In the latitude of Ning-po, 30° north, the summers are too short to have the land cropped in the same way in which it is done in the south. The farmers here manage to have two crops of paddy in the summer by planting the second crop two or three weeks after the first, in alternate rows. The first planting takes place about the middle of May, and the crop is reaped in the beginning of August, at which time the alternate rows are only about a foot in height, and are still quite green. After the early crop is removed, the ground is stirred up and manured, and the second crop having now plenty of light and air, advances rapidly to maturity, and is ready for the reaping-hook about the middle of November.
About one hundred miles further north, in the Shanghae district, the summers are too short to enable the husbandman to obtain a second crop of rice, even upon the Ning-po plain, and he is therefore obliged to content himself with one. This is sown at the end of May, and reaped at the beginning of October.

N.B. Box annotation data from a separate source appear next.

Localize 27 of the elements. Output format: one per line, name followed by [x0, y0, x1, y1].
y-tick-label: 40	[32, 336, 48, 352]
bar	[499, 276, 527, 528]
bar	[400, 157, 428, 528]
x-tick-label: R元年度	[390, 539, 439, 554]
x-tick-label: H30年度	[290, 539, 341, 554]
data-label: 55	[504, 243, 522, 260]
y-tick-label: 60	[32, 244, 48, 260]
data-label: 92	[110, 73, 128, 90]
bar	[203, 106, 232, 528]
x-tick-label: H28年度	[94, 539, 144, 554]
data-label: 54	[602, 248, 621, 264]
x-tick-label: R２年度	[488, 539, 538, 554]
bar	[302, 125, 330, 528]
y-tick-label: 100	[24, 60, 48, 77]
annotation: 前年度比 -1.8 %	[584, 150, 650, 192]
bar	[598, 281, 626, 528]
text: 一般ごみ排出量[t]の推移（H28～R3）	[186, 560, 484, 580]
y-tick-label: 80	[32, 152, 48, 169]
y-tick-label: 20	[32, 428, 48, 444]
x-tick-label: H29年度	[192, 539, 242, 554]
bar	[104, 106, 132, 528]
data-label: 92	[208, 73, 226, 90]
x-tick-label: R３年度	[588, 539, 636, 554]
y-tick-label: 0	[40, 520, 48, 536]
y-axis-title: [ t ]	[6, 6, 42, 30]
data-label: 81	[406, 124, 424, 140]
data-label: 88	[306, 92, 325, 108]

A large quantity of rain always falls at the change of the north-east monsoon in May. This is of the utmost importance to the farmer, not only as regards his rice crops, but also as to many other operations at this season of the year. We are accustomed to hear a great deal of the machine-like regularity which pervades all the operations of the Chinese; but a little investigation of the circumstances in which they are placed—at least in so far as agriculture is concerned—will convince us that their practice is regulated, not so much by caprice and those "Mede and Persian" laws, as by the laws of nature herself, upon which the success of the varied operations of agriculture mainly depend. Thus the crops of rice and cotton are sown on the low lands, and the sweet potatoes are planted on the hills, year after year, exactly at the same time. But this regularity is not the effect of prejudice, nor in obedience to the imperial orders; it is simply the result of experience which has taught the farmer that this is the proper time for these operations, because there will then be a continuance of frequent and copious showers, which will moisten the earth and the air until such time as the young rootlets have laid hold of the soil and are capable of sending up sufficient nourishment to the stems.
Water-wheel for Irrigation.
During the growth of the rice, the fields are always kept flooded when water can be obtained. The terraces near the base of the hills are supplied by the mountain streams, and the fields which are above the level of any adjoining river or canal are flooded by the celebrated water-wheel, which is in use all over the country. These machines are of three kinds. The principle in all of them is the same, the only difference being in the mode of applying the moving power; one is worked by the hand, another by the feet, and the third by an animal of some kind, generally a buffalo or bullock. The rice lands are kept flooded in this way until the crops are nearly ripe, when the water is no longer necessary. It is also necessary, or at least advantageous, to go over the ground once or twice during the summer, and stir the soil up well amongst the roots, at the same time removing any weeds which may have sprung up. If the weather is wet, the fields retain the water for a considerable time, and then it is not an uncommon sight to see the natives wading nearly up to the knees in mud and water, when they are gathering in the harvest.
When ripe, the crops are cut with a small instrument, not very unlike our own reaping-hook, and are generally thrashed out at once in the fields where they have grown. Sometimes, however, and more particularly in the north, the paddy is tied up in sheaves, and carried home before it is thrashed; indeed every thing in the northern agriculture of the Chinese has a great resemblance to what is practised in Europe.